McKenna feels there is still room for the Canadian script and looks to the recent success of what he calls ‘The Empire Strikes Back’ – British and Australian titles – as a model. McKenna says the key is to write a script that ‘is distinctively Canadian in sensibility, while being very appealing internationally.’
There are, of course, those who do quite well by the film industry in Canada. The multitalented Don McKellar has worked as an actor, a screenwriter, and is about to direct his feature screenplay Last Night for Rhombus Media.
McKellar doesn’t have to rely on writing to pay for his ‘low overhead’ lifestyle, although he could have this year with his cbc series Twitch City, the Rhombus feature The Red Violin, which he cowrote with Francois Girard, and now Last Night.
McKellar began his film career after director Bruce McDonald saw one of his plays and asked him to write some scripts on spec for him. These eventually became Roadkill and Highway 61. ‘I had never even thought about writing for film,’ recalls McKellar.
A veteran of funding applications and development deals, McKellar says the process of getting funding has become increasingly complicated.
‘The Red Violin was the most complicated thing in the world,’ he says. A myriad of big companies were ‘thinking’ about putting money into the project, as McKellar ‘was just writing.’
‘I don’t need much money to live on, and we got all the money as we were starting to shoot,’ he says. ‘I have the luxury of occasionally being able to act or doing other work that will get me some more immediate money.’
While McKellar acknowledges the pitfalls of trying to be a screenwriter in Canada, he feels that Canadians are more apt to stay connected to the work, as he has seen what the big money offers of the States have done to some of his talented friends.
‘I know people who have done successful student or short films and are bought up by some studio.

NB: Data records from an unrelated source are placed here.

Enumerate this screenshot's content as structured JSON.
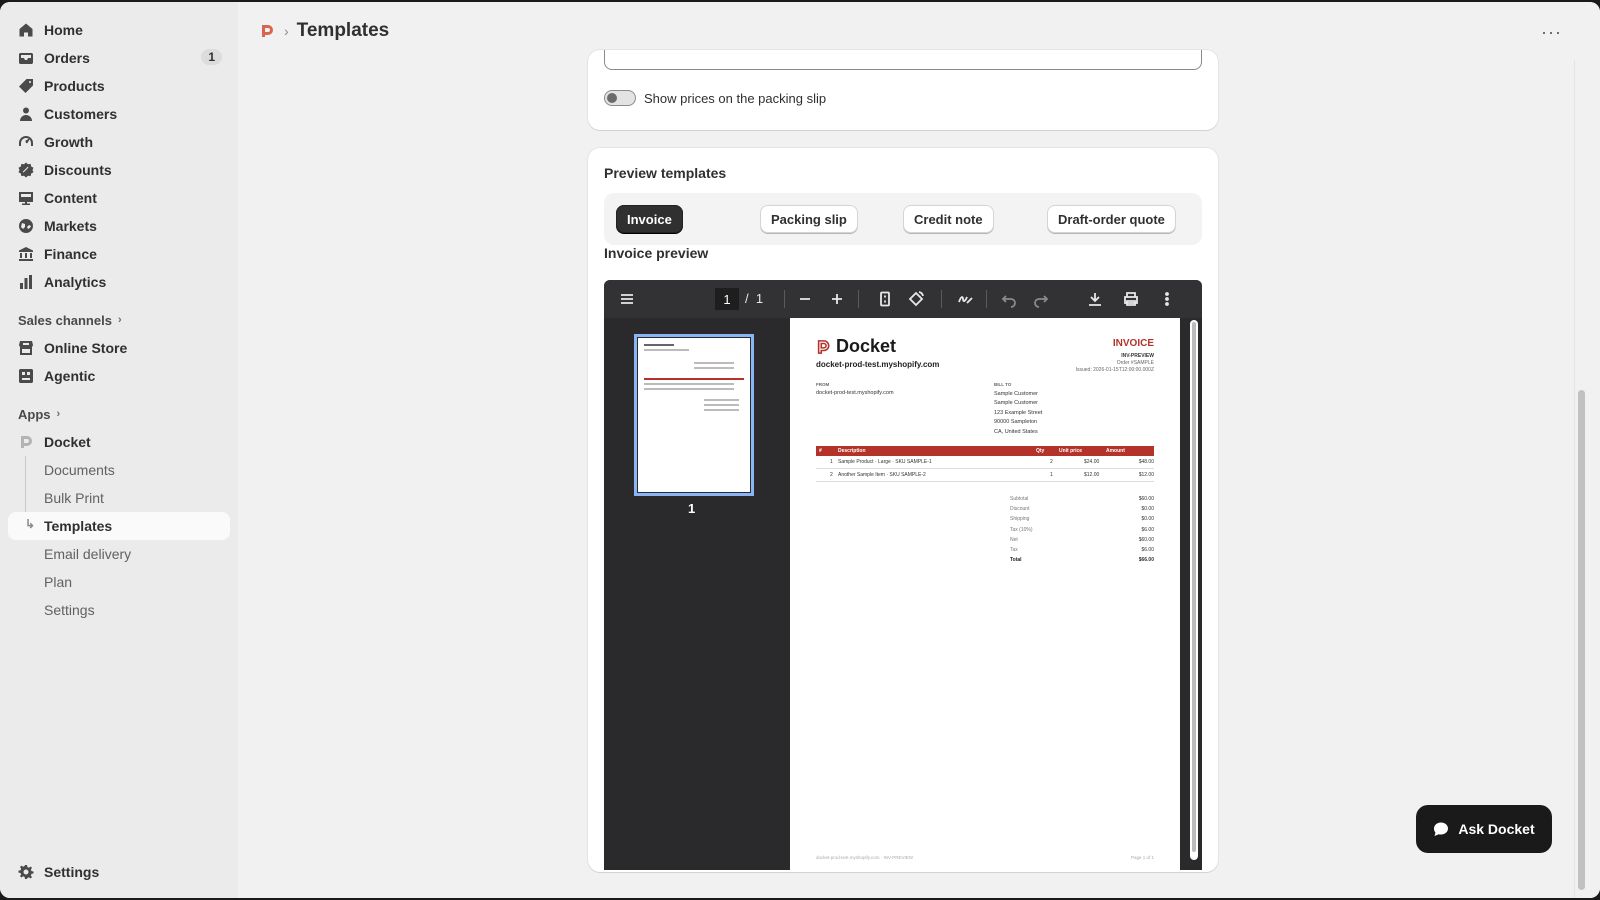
{
  "sidebar": {
    "items": [
      {
        "label": "Home",
        "icon": "home-icon"
      },
      {
        "label": "Orders",
        "icon": "inbox-icon",
        "badge": "1"
      },
      {
        "label": "Products",
        "icon": "tag-icon"
      },
      {
        "label": "Customers",
        "icon": "person-icon"
      },
      {
        "label": "Growth",
        "icon": "gauge-icon"
      },
      {
        "label": "Discounts",
        "icon": "discount-icon"
      },
      {
        "label": "Content",
        "icon": "monitor-icon"
      },
      {
        "label": "Markets",
        "icon": "globe-icon"
      },
      {
        "label": "Finance",
        "icon": "bank-icon"
      },
      {
        "label": "Analytics",
        "icon": "bar-chart-icon"
      }
    ],
    "sales_channels_label": "Sales channels",
    "sales_channels": [
      {
        "label": "Online Store",
        "icon": "store-icon"
      },
      {
        "label": "Agentic",
        "icon": "agent-icon"
      }
    ],
    "apps_label": "Apps",
    "app_name": "Docket",
    "app_subitems": [
      "Documents",
      "Bulk Print",
      "Templates",
      "Email delivery",
      "Plan",
      "Settings"
    ],
    "settings_label": "Settings"
  },
  "topbar": {
    "title": "Templates",
    "separator": "›",
    "more": "···"
  },
  "packing": {
    "toggle_label": "Show prices on the packing slip"
  },
  "preview": {
    "title": "Preview templates",
    "tabs": [
      "Invoice",
      "Packing slip",
      "Credit note",
      "Draft-order quote"
    ],
    "active_tab": "Invoice",
    "section_label": "Invoice preview"
  },
  "pdf_viewer": {
    "current_page": "1",
    "separator": "/",
    "total_pages": "1",
    "thumb_label": "1"
  },
  "invoice": {
    "brand": "Docket",
    "shop": "docket-prod-test.myshopify.com",
    "title": "INVOICE",
    "number": "INV-PREVIEW",
    "order": "Order #SAMPLE",
    "issued": "Issued: 2026-01-15T12:00:00.000Z",
    "from_label": "FROM",
    "from_value": "docket-prod-test.myshopify.com",
    "billto_label": "BILL TO",
    "billto_lines": [
      "Sample Customer",
      "Sample Customer",
      "123 Example Street",
      "90000 Sampleton",
      "CA, United States"
    ],
    "columns": [
      "#",
      "Description",
      "Qty",
      "Unit price",
      "Amount"
    ],
    "rows": [
      {
        "n": "1",
        "desc": "Sample Product · Large · SKU SAMPLE-1",
        "qty": "2",
        "unit": "$24.00",
        "amount": "$48.00"
      },
      {
        "n": "2",
        "desc": "Another Sample Item · SKU SAMPLE-2",
        "qty": "1",
        "unit": "$12.00",
        "amount": "$12.00"
      }
    ],
    "totals": [
      {
        "label": "Subtotal",
        "value": "$60.00"
      },
      {
        "label": "Discount",
        "value": "$0.00"
      },
      {
        "label": "Shipping",
        "value": "$0.00"
      },
      {
        "label": "Tax (10%)",
        "value": "$6.00"
      },
      {
        "label": "Net",
        "value": "$60.00"
      },
      {
        "label": "Tax",
        "value": "$6.00"
      },
      {
        "label": "Total",
        "value": "$66.00"
      }
    ],
    "footer_left": "docket-prod-test.myshopify.com · INV-PREVIEW",
    "footer_right": "Page 1 of 1"
  },
  "ask_button": "Ask Docket",
  "colors": {
    "accent": "#b3332b",
    "dark": "#303030",
    "selected_thumb": "#8ab4f8"
  }
}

They are put up in these towers with a secretary and told to write, with no concrete future or sense that the film will ever be made,’ says McKellar. ‘They make lots of money but they don’t make movies. At least my scripts have been made.’
Another Canadian screenwriting success story is Toronto-based Michael Stokes. Though you probably won’t be seeing any of his work on the festival circuit, he has made a comfortable living for himself as a screenwriter over the past four years, with no less than seven of his feature scripts being produced.
The screenwriter on Norstar’s Iron Eagle iv, Applecreek’s Sabotage, and the upcoming Bram Stoker’s Shadowbuilder (Imperial/ Applecreek), Stokes graduated from York University in 1989 after completing a master’s degree in Fine Arts, specializing in screenwriting.
After graduation, Stokes began writing and had some initial success with one-off half-hours for Canadian tv, but the money wasn’t great.
With the financial support of friends and family, Stokes continued writing feature screenplays. Eventually Canadian tough-guy actor Michael Ironside optioned a couple of his scripts, and in 1994, George Flak of Performance Pictures decided to bring Stokes’ Jungleground to the screen with Norstar. The link with Norstar led to a creative consultant gig on their Shannon Tweed erotic thriller No Contest.
The rest, as they say, is history, and Stokes has been churning out action/adventure/thriller scripts ever since. The most likely next step for Stokes will probably be l.a., but hopefully not before he can get his detective thriller Verdigris made in Canada. Stokes is hoping to direct the film for which he says he will probably have to look to the funding and tax credit programs for the first time in his career.
‘I’m a fan of commercial films,’ says Stokes, ‘that’s what I write, and I know that can be a dirty thing to say in Canada, but I admit it.’